Last Week in Review
Random Musings about What Happened in My Life and in the World at Large During the Week Ending Saturday, 8 January 2023
Greetings and salutations, fellow animals. The new year seems to be off to a good start so far, and hopefully that’s true for you and your families as well.
Jay Rollins (of The Wonderland Rules) has been motivating the hell out of me lately, for which I am extremely grateful. I’m going to take my blogging more seriously in 2023 and write and post things more consistently. One thing I’m going to try out will be weekly reviews — just writing about random stuff going on in the world and in my own life, as well as stuff I’ve read, stuff I’m watching, etc. We’ll see how it goes . . .

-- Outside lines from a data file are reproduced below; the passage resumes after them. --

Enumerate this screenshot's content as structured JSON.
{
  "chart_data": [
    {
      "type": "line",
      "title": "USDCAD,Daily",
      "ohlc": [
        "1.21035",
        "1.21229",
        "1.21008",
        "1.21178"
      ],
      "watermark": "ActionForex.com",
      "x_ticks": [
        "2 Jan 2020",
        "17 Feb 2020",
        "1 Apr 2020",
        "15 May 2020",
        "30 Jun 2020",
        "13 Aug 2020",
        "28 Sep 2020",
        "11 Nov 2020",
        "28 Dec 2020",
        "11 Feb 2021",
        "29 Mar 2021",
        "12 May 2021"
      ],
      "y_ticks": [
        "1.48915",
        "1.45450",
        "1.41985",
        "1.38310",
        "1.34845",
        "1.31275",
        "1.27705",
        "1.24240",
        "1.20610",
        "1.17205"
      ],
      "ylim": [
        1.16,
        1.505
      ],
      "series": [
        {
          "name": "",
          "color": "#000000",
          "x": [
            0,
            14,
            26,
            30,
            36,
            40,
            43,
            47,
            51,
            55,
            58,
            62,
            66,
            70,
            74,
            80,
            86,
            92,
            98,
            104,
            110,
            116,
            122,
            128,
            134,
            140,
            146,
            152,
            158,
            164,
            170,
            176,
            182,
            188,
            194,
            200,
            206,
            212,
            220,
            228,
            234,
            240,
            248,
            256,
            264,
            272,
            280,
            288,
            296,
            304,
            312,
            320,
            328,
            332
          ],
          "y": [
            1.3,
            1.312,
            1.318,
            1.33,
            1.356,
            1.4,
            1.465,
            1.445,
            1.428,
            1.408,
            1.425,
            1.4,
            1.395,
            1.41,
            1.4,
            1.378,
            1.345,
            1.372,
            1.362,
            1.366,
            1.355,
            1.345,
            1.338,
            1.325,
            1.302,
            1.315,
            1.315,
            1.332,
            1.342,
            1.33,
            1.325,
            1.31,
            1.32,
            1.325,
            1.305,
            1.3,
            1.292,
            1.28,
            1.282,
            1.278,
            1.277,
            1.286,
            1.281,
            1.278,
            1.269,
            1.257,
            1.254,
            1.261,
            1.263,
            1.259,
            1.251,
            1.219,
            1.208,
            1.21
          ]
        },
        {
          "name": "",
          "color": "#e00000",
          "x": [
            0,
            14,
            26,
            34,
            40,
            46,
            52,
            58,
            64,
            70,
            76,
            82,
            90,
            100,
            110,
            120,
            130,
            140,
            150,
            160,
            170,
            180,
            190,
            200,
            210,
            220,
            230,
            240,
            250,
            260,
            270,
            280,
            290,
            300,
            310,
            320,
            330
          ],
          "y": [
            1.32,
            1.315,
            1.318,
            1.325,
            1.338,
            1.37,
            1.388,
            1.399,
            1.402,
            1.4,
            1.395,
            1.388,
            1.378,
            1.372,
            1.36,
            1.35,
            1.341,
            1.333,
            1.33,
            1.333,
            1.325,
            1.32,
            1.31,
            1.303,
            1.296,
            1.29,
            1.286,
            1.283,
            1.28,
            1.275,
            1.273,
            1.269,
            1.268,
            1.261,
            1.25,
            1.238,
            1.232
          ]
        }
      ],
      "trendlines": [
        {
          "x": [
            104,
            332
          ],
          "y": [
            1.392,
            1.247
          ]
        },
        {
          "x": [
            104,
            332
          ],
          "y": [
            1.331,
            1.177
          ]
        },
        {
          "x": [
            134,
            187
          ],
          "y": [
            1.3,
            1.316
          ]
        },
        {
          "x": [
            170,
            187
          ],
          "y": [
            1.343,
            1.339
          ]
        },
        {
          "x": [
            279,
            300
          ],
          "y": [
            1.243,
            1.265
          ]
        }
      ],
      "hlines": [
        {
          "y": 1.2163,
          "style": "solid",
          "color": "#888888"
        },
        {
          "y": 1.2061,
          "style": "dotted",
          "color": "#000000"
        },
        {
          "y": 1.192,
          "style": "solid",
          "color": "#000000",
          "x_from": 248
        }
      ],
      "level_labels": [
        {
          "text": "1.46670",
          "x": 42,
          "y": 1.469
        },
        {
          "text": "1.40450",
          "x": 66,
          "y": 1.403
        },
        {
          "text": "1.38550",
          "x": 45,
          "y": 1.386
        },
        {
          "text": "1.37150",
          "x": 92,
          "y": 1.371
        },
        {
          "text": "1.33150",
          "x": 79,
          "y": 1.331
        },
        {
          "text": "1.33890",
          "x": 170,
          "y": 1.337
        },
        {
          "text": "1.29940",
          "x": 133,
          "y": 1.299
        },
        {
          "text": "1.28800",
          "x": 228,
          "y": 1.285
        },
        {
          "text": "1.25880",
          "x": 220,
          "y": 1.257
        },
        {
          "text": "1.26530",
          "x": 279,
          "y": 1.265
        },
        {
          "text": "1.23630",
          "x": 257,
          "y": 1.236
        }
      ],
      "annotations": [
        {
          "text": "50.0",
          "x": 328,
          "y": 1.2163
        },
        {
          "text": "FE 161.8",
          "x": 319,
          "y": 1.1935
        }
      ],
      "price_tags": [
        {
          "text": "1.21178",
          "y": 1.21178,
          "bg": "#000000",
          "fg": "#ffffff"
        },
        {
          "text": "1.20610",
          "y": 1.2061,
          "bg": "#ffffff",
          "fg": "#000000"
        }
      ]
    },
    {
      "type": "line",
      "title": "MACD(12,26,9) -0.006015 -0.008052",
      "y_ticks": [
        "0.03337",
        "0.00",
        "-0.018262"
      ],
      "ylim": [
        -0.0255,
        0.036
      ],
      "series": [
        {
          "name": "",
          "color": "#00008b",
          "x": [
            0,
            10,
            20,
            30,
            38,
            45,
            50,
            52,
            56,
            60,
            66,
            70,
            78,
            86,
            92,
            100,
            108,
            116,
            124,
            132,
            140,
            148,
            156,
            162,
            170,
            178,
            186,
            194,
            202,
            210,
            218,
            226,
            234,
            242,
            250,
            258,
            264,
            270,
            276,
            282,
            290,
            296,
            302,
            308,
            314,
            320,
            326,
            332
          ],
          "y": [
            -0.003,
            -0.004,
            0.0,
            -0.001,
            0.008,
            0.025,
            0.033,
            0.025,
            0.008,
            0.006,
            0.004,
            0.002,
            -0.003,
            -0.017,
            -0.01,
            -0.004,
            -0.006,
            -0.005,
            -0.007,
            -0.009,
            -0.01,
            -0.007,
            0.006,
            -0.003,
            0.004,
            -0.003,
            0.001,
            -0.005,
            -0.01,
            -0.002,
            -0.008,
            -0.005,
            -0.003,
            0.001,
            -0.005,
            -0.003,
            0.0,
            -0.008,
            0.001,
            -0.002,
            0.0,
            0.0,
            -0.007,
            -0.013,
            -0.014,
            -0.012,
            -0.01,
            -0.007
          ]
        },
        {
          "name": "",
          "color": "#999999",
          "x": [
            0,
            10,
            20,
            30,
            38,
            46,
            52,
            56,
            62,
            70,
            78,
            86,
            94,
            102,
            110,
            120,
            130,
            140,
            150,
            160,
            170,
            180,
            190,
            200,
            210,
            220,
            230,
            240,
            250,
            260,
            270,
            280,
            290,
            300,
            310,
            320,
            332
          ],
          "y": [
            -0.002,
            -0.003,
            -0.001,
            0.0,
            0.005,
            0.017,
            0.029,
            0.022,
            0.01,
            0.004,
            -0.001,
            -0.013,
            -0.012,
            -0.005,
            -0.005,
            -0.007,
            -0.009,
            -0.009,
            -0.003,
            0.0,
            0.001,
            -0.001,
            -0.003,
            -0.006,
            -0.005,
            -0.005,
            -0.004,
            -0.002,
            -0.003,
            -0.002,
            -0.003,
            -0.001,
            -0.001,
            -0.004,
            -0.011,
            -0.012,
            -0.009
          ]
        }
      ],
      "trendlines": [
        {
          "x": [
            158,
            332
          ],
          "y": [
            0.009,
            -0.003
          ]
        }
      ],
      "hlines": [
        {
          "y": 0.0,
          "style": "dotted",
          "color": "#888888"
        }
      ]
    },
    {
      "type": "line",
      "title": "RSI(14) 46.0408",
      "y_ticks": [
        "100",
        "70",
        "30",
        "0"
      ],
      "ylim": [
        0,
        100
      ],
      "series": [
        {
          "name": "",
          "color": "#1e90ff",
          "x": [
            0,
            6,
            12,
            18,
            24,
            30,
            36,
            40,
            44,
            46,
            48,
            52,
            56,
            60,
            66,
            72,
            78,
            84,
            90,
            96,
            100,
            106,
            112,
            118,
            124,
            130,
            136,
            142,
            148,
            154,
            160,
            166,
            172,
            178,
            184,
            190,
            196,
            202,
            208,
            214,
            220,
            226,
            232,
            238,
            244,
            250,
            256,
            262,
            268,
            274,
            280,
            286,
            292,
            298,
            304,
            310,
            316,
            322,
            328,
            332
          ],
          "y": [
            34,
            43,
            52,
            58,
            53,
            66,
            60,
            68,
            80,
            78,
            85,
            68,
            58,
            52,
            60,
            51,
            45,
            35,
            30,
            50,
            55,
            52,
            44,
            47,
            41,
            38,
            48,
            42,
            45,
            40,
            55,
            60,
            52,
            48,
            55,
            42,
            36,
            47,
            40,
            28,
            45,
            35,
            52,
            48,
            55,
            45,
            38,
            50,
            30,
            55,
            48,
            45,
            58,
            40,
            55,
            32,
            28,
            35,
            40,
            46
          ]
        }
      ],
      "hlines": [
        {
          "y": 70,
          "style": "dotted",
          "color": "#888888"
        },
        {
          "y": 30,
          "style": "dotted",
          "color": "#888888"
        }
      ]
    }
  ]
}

Week one of my Slow-Carb Diet is officially in the record books. I feel much better now, but I don’t know how much weight I lost so far, because it had been so long since I last used my ultramodern digital scale that the batteries had starting leaking acid everywhere, destroying the inner workings of the scale, meaning I will have to get a new one before I can weigh myself. This makes me wish I had bought one of those old-fashioned, mechanical, analogue scales instead.
I really do miss the old consumer products that used to be made in the USA back when we didn’t give a shit about the environment, and back before American corporations figured out they could save money by using Uyghur slaves in Chinese sweatshops, instead of American workers, to make their wares. Those products may not have looked as stylishly modern as their present-day Chinese-made counterparts. They were made with primitive technology and fashioned mostly with metal, rather than plastic, and they featured rotary dials and analogue gauges instead of everything being on computer screens. But in spite of how clunky and uncool they may look to us now, they did have some important qualities that the new products lack. For one thing, they actually worked, and a surprising number of them still work today, long after their sleek and sophisticated and environmentally-friendlier, energy-efficient high-tech equivalents have died and been replaced about a dozen times, with each short-lived generation of cheap Chinese crap quickly polluting the earth with their worthless plasticine carcasses. I wonder if that gets factored into ESG scores?